6. Body language speaks LOUD.

It’s easy to get discouraged during a game, this is true for both the player and also a coach. Coaches must work hard to give a player confidence and the ability to keep fighting. A coach can not control the thought process or desire of a player, but the player will not try if the coach is negative towards them. This is especially true for the coach in the third base box during the game. They must instill positive words of encouragement and desire without overloading the player’s thought process with things to do.

7. Start on time and be prepared.

Having an organized practice plan and keeping a routine will help with preparation. It might help to print a practice plan outline and place it on the dugout wall prior to practice. The outline can be general with just enough information and time schedules to let players know what’s going on.

This expectation can help practice move quickly. Arriving early and starting on time will send a message to your players and they will arrive early expecting to start on time.

8. Don’t burn them out from over-practice or over-play.

It's hard to develop mental toughness in players that do not have a passion to play. They must have energy that is obvious. I call this energy the player's "motor". This is why some really good athletes never develop mental toughness in game situations, their energy level is low.

Do not dull the passion of the player to play by burning them out during practice or over the season. Keep drill times short. Young players will lose interest quickly so work hard to keep them engaged mentally. It's impossible to develop mental toughness if your players can not focus and concentrate on the item at hand at practices.

During BP make sure groups move quickly and that the BP pitcher is throwing strikes. If you plan to practice for two hours, stop it at that time. If you need to run or condition at the end of practice, stop a few minutes early to allow time for the conditioning. We start out in preseason with 2 ½ -3 hour practices, going to 2 hours by mid season and slightly under 2 hours during the last weeks of the season (hopefully when we are deep in the playoffs).

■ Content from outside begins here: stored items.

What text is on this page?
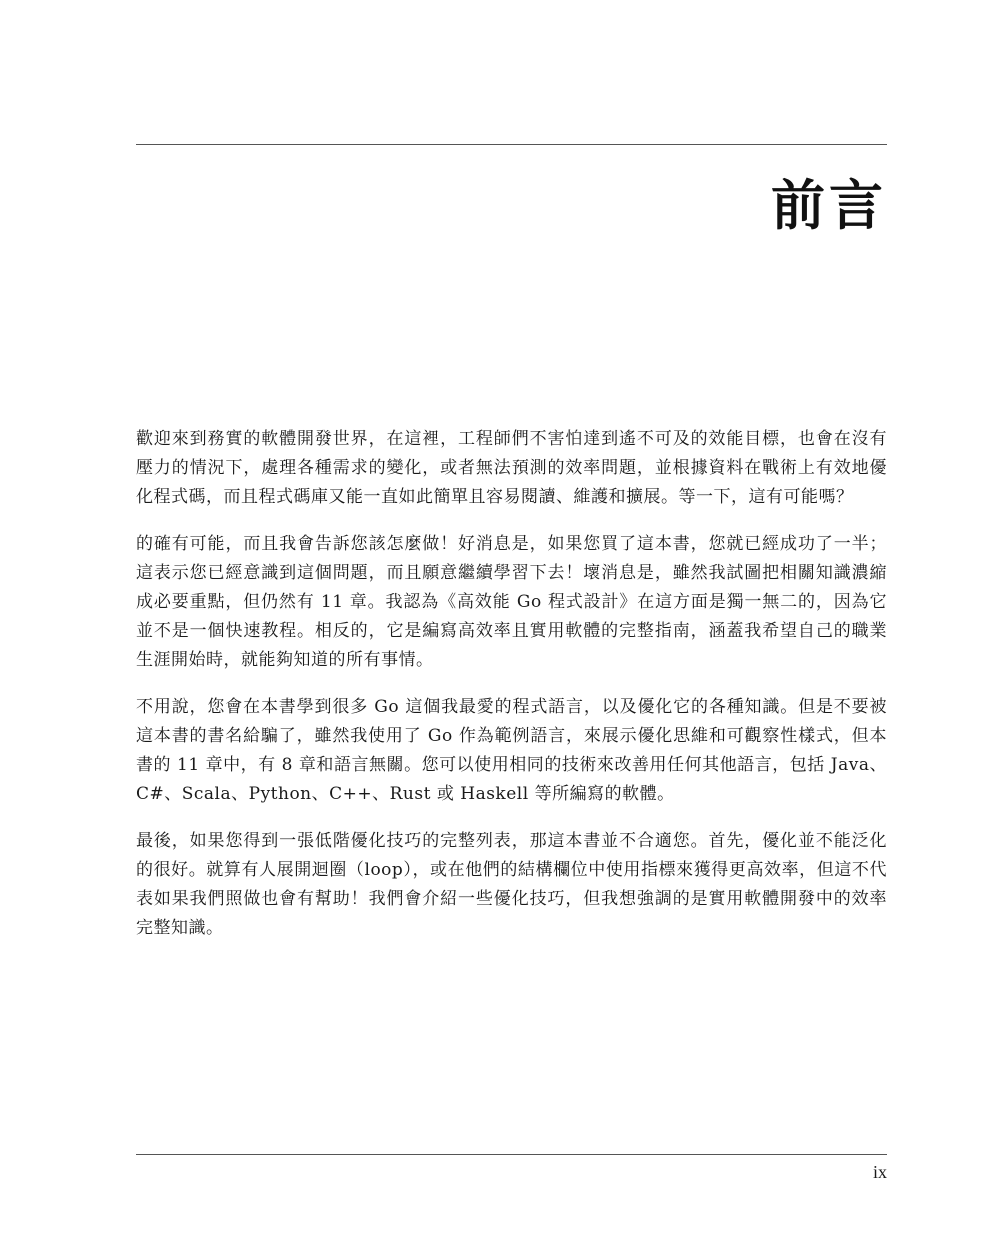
前言

歡迎來到務實的軟體開發世界，在這裡，工程師們不害怕達到遙不可及的效能目標，也會在沒有壓力的情況下，處理各種需求的變化，或者無法預測的效率問題，並根據資料在戰術上有效地優化程式碼，而且程式碼庫又能一直如此簡單且容易閱讀、維護和擴展。等一下，這有可能嗎？

的確有可能，而且我會告訴您該怎麼做！好消息是，如果您買了這本書，您就已經成功了一半；這表示您已經意識到這個問題，而且願意繼續學習下去！壞消息是，雖然我試圖把相關知識濃縮成必要重點，但仍然有 11 章。我認為《高效能 Go 程式設計》在這方面是獨一無二的，因為它並不是一個快速教程。相反的，它是編寫高效率且實用軟體的完整指南，涵蓋我希望自己的職業生涯開始時，就能夠知道的所有事情。

不用說，您會在本書學到很多 Go 這個我最愛的程式語言，以及優化它的各種知識。但是不要被這本書的書名給騙了，雖然我使用了 Go 作為範例語言，來展示優化思維和可觀察性樣式，但本書的 11 章中，有 8 章和語言無關。您可以使用相同的技術來改善用任何其他語言，包括 Java、C#、Scala、Python、C++、Rust 或 Haskell 等所編寫的軟體。

最後，如果您得到一張低階優化技巧的完整列表，那這本書並不合適您。首先，優化並不能泛化的很好。就算有人展開迴圈（loop），或在他們的結構欄位中使用指標來獲得更高效率，但這不代表如果我們照做也會有幫助！我們會介紹一些優化技巧，但我想強調的是實用軟體開發中的效率完整知識。

ix
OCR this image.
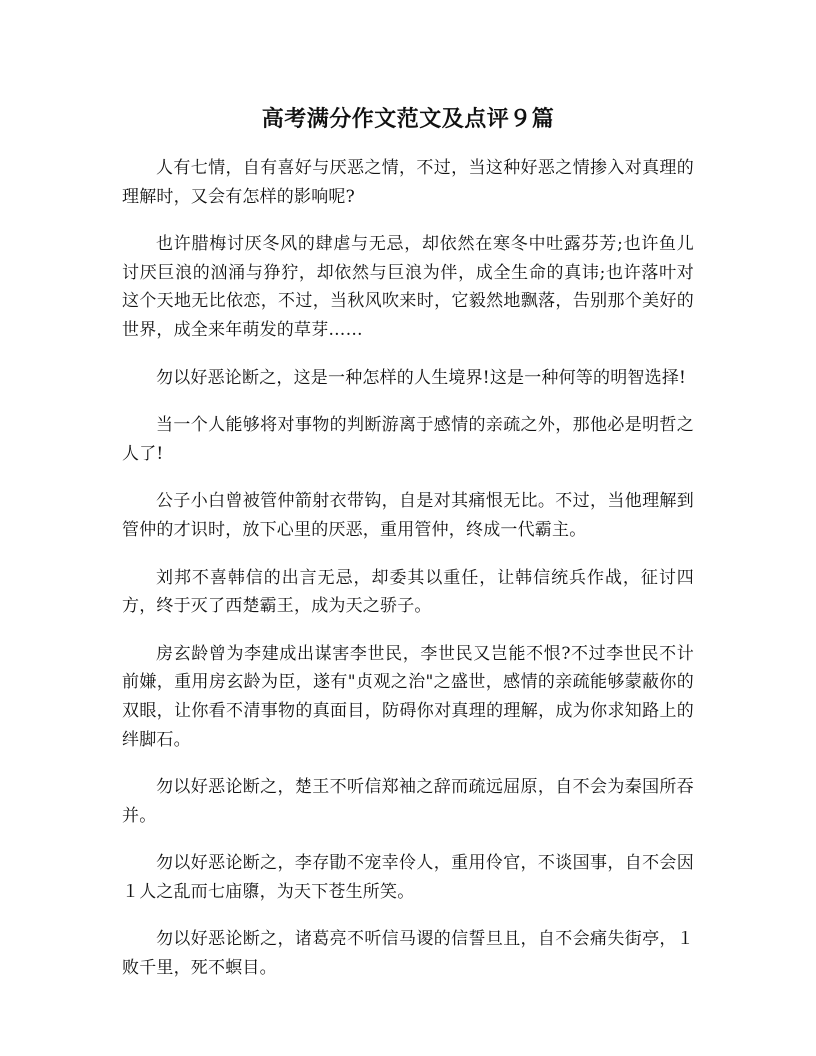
高考满分作文范文及点评９篇

人有七情，自有喜好与厌恶之情，不过，当这种好恶之情掺入对真理的理解时，又会有怎样的影响呢?

也许腊梅讨厌冬风的肆虐与无忌，却依然在寒冬中吐露芬芳;也许鱼儿讨厌巨浪的汹涌与狰狞，却依然与巨浪为伴，成全生命的真讳;也许落叶对这个天地无比依恋，不过，当秋风吹来时，它毅然地飘落，告别那个美好的世界，成全来年萌发的草芽……

勿以好恶论断之，这是一种怎样的人生境界!这是一种何等的明智选择!

当一个人能够将对事物的判断游离于感情的亲疏之外，那他必是明哲之人了!

公子小白曾被管仲箭射衣带钩，自是对其痛恨无比。不过，当他理解到管仲的才识时，放下心里的厌恶，重用管仲，终成一代霸主。

刘邦不喜韩信的出言无忌，却委其以重任，让韩信统兵作战，征讨四方，终于灭了西楚霸王，成为天之骄子。

房玄龄曾为李建成出谋害李世民，李世民又岂能不恨?不过李世民不计前嫌，重用房玄龄为臣，遂有"贞观之治"之盛世，感情的亲疏能够蒙蔽你的双眼，让你看不清事物的真面目，防碍你对真理的理解，成为你求知路上的绊脚石。

勿以好恶论断之，楚王不听信郑袖之辞而疏远屈原，自不会为秦国所吞并。

勿以好恶论断之，李存勖不宠幸伶人，重用伶官，不谈国事，自不会因１人之乱而七庙隳，为天下苍生所笑。

勿以好恶论断之，诸葛亮不听信马谡的信誓旦且，自不会痛失街亭，１败千里，死不螟目。
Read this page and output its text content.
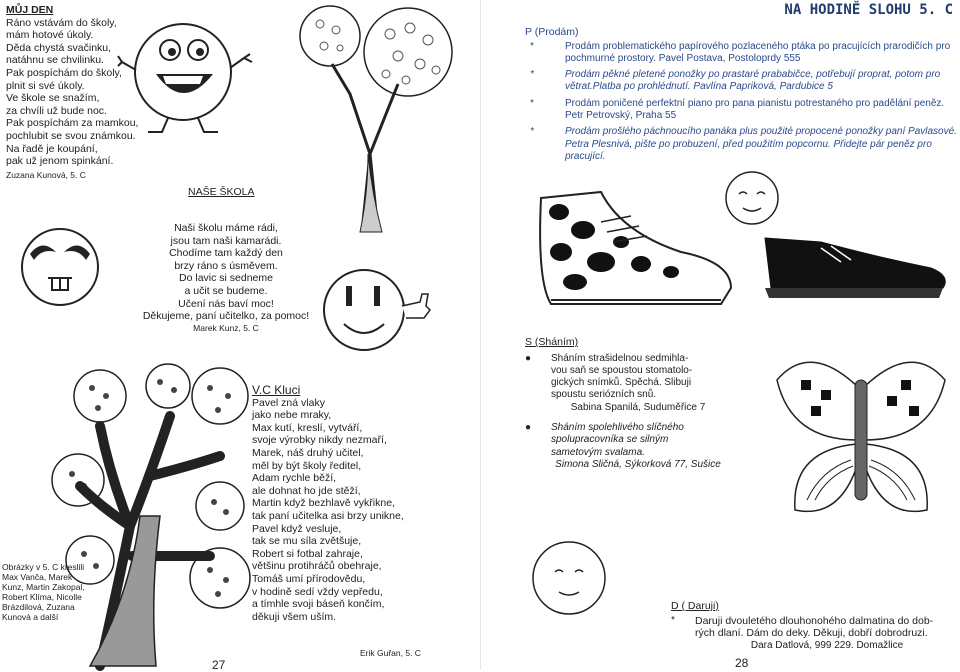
MŮJ DEN

Ráno vstávám do školy,

mám hotové úkoly.

Děda chystá svačinku,

natáhnu se chvilinku.

Pak pospíchám do školy,

plnit si své úkoly.

Ve škole se snažím,

za chvíli už bude noc.

Pak pospíchám za mamkou,

pochlubit se svou známkou.

Na řadě je koupání,

pak už jenom spinkání.

Zuzana Kunová, 5. C

NAŠE ŠKOLA

Naši školu máme rádi,

jsou tam naši kamarádi.

Chodíme tam každý den

brzy ráno s úsměvem.

Do lavic si sedneme

a učit se budeme.

Učení nás baví moc!

Děkujeme, paní učitelko, za pomoc!

Marek Kunz, 5. C

V.C Kluci

Pavel zná vlaky

jako nebe mraky,

Max kutí, kreslí, vytváří,

svoje výrobky nikdy nezmaří,

Marek, náš druhý učitel,

měl by být školy ředitel,

Adam rychle běží,

ale dohnat ho jde stěží,

Martin když bezhlavě vykřikne,

tak paní učitelka asi brzy unikne,

Pavel když vesluje,

tak se mu síla zvětšuje,

Robert si fotbal zahraje,

většinu protihráčů obehraje,

Tomáš umí přírodovědu,

v hodině sedí vždy vepředu,

a tímhle svoji báseň končím,

děkuji všem uším.

Erik Guřan, 5. C

Obrázky v 5. C kreslili

Max Vanča, Marek

Kunz, Martin Zakopal,

Robert Klíma, Nicolle

Brázdilová, Zuzana

Kunová a další

27

NA HODINĚ SLOHU 5. C

P (Prodám)

*	Prodám problematického papírového pozlaceného ptáka po pracujících prarodičích pro pochmurné prostory. Pavel Postava, Postoloprdy 555
*	Prodám pěkné pletené ponožky po prastaré prababičce, potřebují proprat, potom pro větrat.Platba po prohlédnutí. Pavlína Papriková, Pardubice 5
*	Prodám poničené perfektní piano pro pana pianistu potrestaného pro padělání peněz. Petr Petrovský, Praha 55
*	Prodám prošlého páchnoucího panáka plus použité propocené ponožky paní Pavlasové. Petra Plesnivá, pište po probuzení, před použitím popcornu. Přidejte pár peněz pro pracující.

S (Sháním)

● Sháním strašidelnou sedmihla-
vou saň se spoustou stomatolo-
gických snímků. Spěchá. Slibuji
spoustu seriózních snů.
Sabina Spanilá, Suduměřice 7
● Sháním spolehlivého slíčného
spolupracovníka se silným
sametovým svalama.
Simona Sličná, Sýkorková 77, Sušice

D ( Daruji)

* Daruji dvouletého dlouhonohého dalmatina do dob-

rých dlaní. Dám do deky. Děkuji, dobří dobrodruzi.

Dara Datlová, 999 229. Domažlice
28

It might also be a good idea to plan days off during the season. A day off in the middle of the week during a tough late stretch in the season may help add an energy level to your team and help them maintain that "edge" that is needed to develop mental toughness in competition.

9. Keep everyone busy.

Being prepared for practice involves keeping everyone moving. Trust me, a slow sluggish practice will carry over to game performance. Crisp drills and hustling from station to station will also carry over to games.

BP is usually the natural time that everyone stands around. This can be avoided by hitting in small groups, have a group of base runners, have a group hitting in the cage (or hitting waffle balls on the side). This will leave fewer players in the field and they will have to hustle after balls that are hit. For more ideas go to our “BP Practice Tips”
During scrimmages post an itinerary letting players know when they are hitting and what position they are playing at different times during the scrimmage. Allow time for pitchers to warm up. Players not involved in the scrimmage or keeping up with foul balls could be allowed to hit in the cage.

10. Develop concentration and good habits in practice.

Have a purpose for everything you do in practice. Give players reasons to concentrate. For example, during BP, place runners on base and have hitters practice situational hitting, moving runners into scoring position or scoring them.

On deck hitters can be practicing their load and timing with the pitcher. Have base runners work on proper leads at each base. Have infielders throw ground balls to first base (or second depending on the situation), but outfield can throw the balls hit to them to an outfield bucket in shallow center field.

Developing the mind set in knowing what to do before the pitch is made in practices will translate into the same thing during games and this will help develop the mental toughness of your players.

Overall, be patient and consistent. To develop mental toughness it will take persistence on the part of the coach and the parents. Hopefully, they are doing their part and you are only reinforcing what they teach at home.